Artist / Summer 2025

Testimony

Displayed on a floating shelf is a blank opened notebook, and delicately carved on the right page are the Laozi words 玄牝 (Xuan Pin). Whereas Xuan – 玄 – means that which is profound and subtle, the unseen, the darkness, and the colour black, Pin – 牝 – refers to the female gender, especially as it pertains to animals. Read together, they designate a generative life-creating and life-nurturing force shrouded in mystery. In more than one way, everything encapsulated in the concept of Xuan Pin functions as the leitmotif of Wei Ling Hung’s explorations at Est-Nord-Est.

Deeply moved and inspired by The Cave of Forgotten Dreams (2010) – a documentary by the German director Werner Herzog about the Chauvet cave – Wei Ling focuses on one of the cave’s half-female and half-animal hidden figures as embodying the spiritual and generative force of Xuan Pin. Laid on a table are hybridized characters carefully drawn with black ink on translucent paper. But Wei Ling also draws formal inspiration from the Chauvet drawings, which were made under the wavering, flickering light of fire torches on uneven surfaces, hence reminding us of the haptic and sensuous qualities of drawing. Becoming a mother has intensified Wei Ling’s sense of touch, and through her works she reconnects with that sense as a form of ancient wisdom and intuitive knowledge. Following the natural ridges of rocks and wooden sticks, she uses a Dremel to carve out abstracted line work and human-animal beings.
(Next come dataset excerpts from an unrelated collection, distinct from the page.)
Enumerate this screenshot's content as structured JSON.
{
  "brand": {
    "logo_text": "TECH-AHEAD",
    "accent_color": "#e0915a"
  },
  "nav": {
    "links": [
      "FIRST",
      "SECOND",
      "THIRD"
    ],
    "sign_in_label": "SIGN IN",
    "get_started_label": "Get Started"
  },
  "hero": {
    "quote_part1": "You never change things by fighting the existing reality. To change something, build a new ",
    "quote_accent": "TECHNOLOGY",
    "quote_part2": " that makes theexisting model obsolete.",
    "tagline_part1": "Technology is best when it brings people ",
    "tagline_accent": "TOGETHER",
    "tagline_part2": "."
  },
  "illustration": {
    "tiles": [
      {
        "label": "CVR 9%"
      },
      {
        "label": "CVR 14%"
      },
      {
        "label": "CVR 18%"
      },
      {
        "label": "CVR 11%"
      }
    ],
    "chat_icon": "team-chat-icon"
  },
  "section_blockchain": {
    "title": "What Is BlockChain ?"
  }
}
Playing up the tension that can exist between dual entities, Wei Ling firmly wraps different coloured wool strands around rocks, which are placed on a chair. The sharp-edged rocks are enveloped and embraced by the vulnerable, soft, and malleable wool, once again presenting viewers with unexpected, hybridized artworks. Also influenced by the essence of Tai Chi, she invites viewers entering her studio space to become aware of and attentive to the way humans alter space and how, conversely, space alters humans. Through guided meditation, she prepares the audience to better connect with the space and fully grasp the reach of 玄牝 and the way it informs her works.

Biography

Wei Ling Hung is a multidisciplinary visual and performance artist who practices immersive storytelling; her interests include communication, identity, belonging, and displacemen. Recently, she has focused on tactility and its role in participatory events by exploring the intersection of body perception and collective action. Using her body as a medium, she facilitates nonverbal communication in participatory sessions. To enrich these embodied experiences, she employs artistic tools such as drawing, writing, and collage to continuously translate and visualize the process. She seeks to deepen the connection among movement, perception, and realization by fostering a relational milieu for shared exploration and provoking dialogue on artistic transformation and reinterpretation.

Wei Ling studied social work at National Taiwan University and graduated from the Department of Fine Arts at Gerrit Rietveld Academie in Amsterdam. She currently lives and works in Taipei, Taiwan.